Glenn Brown glenn at myri.com
Fri Feb 19 12:45:25 EST 2010


> The lack of out-of-order reception [...]  really needs to be addressed.

To put some numbers on the performance impact of out-of-order packets: a 
1997 paper reported "Overall, 2.0% of all of [...] data packets and 0.6% 
of the acks arrived out of order".  That's from
http://cseweb.ucsd.edu/classes/wi01/cse222/papers/paxson-e2e-packets-sigcomm97.pdf
section 3.  I used this paper only because it was the first source I 
found via Google.

Those statistics are enough to estimate the effect of dropping instead 
of reordering: in-order data packets will come in bursts of 50 packets 
on average and have a ~round-trip-time delay, say 200ms, before the next 
burst.  With 1500 byte MTU on an 'infinite bandwidth' network, that 
limits performance to ~3Mbit/s.

This thread was started because gPXE's limited window size was 
throttling performance.  For comparison, gPXE's 4K window and the same 
assumed 200ms round trip time limits performance to ~4K/200ms or 
0.163Mbit/s.  So, it seems the window-size problem is a much more severe 
performance limitation than is the lack of out-of-order support.

The window size must be addressed before out-of-order support will help.
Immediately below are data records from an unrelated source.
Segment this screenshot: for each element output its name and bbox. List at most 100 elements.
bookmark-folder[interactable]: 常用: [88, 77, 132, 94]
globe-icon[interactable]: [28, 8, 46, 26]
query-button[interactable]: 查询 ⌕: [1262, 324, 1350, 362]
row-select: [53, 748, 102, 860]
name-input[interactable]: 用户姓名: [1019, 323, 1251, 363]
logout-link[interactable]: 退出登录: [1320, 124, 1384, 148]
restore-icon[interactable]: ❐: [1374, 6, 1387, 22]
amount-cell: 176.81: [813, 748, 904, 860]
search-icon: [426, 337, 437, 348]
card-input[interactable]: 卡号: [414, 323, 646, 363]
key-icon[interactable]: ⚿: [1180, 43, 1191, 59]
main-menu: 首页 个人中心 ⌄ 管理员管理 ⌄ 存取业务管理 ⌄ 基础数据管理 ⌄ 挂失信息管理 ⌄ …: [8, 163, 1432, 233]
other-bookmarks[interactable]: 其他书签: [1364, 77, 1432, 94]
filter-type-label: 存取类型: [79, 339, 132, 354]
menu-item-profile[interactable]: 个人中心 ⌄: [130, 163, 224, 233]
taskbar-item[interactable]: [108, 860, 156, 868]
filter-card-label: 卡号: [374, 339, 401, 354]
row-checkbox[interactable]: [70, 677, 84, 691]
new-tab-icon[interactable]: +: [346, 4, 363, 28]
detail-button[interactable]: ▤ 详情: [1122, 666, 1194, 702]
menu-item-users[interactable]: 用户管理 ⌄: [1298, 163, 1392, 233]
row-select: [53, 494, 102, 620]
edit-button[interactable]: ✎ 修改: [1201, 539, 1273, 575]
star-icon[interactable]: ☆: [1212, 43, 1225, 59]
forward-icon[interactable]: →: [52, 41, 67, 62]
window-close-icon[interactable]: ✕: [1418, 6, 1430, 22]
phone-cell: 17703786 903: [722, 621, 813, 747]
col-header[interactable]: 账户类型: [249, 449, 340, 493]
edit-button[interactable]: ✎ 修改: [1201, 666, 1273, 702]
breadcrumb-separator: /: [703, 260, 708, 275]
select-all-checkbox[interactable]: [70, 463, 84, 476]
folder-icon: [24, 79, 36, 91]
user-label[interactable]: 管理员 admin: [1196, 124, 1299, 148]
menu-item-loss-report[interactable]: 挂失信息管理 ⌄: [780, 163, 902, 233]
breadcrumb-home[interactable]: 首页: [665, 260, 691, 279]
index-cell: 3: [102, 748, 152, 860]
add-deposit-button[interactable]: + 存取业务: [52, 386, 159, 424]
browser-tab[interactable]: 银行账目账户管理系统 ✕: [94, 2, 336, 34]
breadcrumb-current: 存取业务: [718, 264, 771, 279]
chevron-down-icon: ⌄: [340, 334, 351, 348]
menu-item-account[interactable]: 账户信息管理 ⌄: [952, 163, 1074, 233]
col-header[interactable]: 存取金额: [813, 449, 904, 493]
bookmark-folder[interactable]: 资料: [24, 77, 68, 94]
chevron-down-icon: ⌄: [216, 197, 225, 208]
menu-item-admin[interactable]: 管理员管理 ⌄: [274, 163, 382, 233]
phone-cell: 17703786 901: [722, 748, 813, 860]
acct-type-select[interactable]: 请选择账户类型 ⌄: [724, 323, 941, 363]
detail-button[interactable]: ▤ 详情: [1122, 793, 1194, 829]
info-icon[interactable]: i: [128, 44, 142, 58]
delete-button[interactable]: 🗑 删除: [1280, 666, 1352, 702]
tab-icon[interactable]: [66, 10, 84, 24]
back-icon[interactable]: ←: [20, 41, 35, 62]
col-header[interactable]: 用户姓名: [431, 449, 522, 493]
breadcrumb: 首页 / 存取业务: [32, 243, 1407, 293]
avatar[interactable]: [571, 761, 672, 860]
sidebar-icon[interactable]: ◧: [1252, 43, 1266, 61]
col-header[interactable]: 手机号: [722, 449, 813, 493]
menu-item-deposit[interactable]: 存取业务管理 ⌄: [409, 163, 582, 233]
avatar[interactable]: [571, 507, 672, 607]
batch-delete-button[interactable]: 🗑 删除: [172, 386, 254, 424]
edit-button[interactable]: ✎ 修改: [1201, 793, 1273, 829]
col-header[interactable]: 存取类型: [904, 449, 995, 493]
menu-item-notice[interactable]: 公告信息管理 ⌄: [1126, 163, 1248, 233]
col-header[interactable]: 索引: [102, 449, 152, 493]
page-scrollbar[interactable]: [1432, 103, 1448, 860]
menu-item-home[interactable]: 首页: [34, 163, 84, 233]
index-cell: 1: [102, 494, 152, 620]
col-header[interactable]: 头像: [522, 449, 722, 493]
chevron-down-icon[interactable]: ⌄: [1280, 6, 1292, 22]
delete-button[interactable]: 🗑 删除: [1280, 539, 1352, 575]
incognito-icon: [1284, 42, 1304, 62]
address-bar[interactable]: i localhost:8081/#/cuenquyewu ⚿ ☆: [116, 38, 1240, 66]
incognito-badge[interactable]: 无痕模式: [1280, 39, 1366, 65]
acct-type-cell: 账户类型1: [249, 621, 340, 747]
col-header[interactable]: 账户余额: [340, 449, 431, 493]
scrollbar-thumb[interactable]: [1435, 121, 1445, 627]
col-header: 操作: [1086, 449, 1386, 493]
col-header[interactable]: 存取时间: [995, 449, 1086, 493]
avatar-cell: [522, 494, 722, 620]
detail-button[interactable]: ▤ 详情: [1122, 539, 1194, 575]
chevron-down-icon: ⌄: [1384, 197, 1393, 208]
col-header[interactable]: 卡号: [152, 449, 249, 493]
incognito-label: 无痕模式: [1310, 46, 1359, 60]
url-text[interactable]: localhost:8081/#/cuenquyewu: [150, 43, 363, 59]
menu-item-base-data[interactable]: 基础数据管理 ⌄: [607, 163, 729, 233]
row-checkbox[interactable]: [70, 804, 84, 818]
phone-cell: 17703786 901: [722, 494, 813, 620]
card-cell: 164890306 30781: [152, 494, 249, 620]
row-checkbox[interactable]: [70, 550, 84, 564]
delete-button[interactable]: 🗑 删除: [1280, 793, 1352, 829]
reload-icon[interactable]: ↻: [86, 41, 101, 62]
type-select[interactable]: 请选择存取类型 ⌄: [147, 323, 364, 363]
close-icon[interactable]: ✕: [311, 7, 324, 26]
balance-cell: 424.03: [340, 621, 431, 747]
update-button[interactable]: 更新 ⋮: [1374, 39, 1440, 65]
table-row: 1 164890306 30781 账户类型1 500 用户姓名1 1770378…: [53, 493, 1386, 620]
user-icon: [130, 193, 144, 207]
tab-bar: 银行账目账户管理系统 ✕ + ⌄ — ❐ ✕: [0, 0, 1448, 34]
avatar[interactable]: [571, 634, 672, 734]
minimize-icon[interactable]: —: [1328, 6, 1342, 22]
That said, out-of-order is not hard to address.  It simply requires a 
sorted list of 'early' packets per connection, which is checked after 
each in-order packet is processed.  The only complexities that spring to 
mind are "What's the right way to deal with buffer starvation?" and "Can 
one avoid copies when buffering early receives?"  I'd be happy to share 
thoughts on these if anyone is planning to implement it.  Unfortunately, 
I don't have time to implement+debug+support it myself.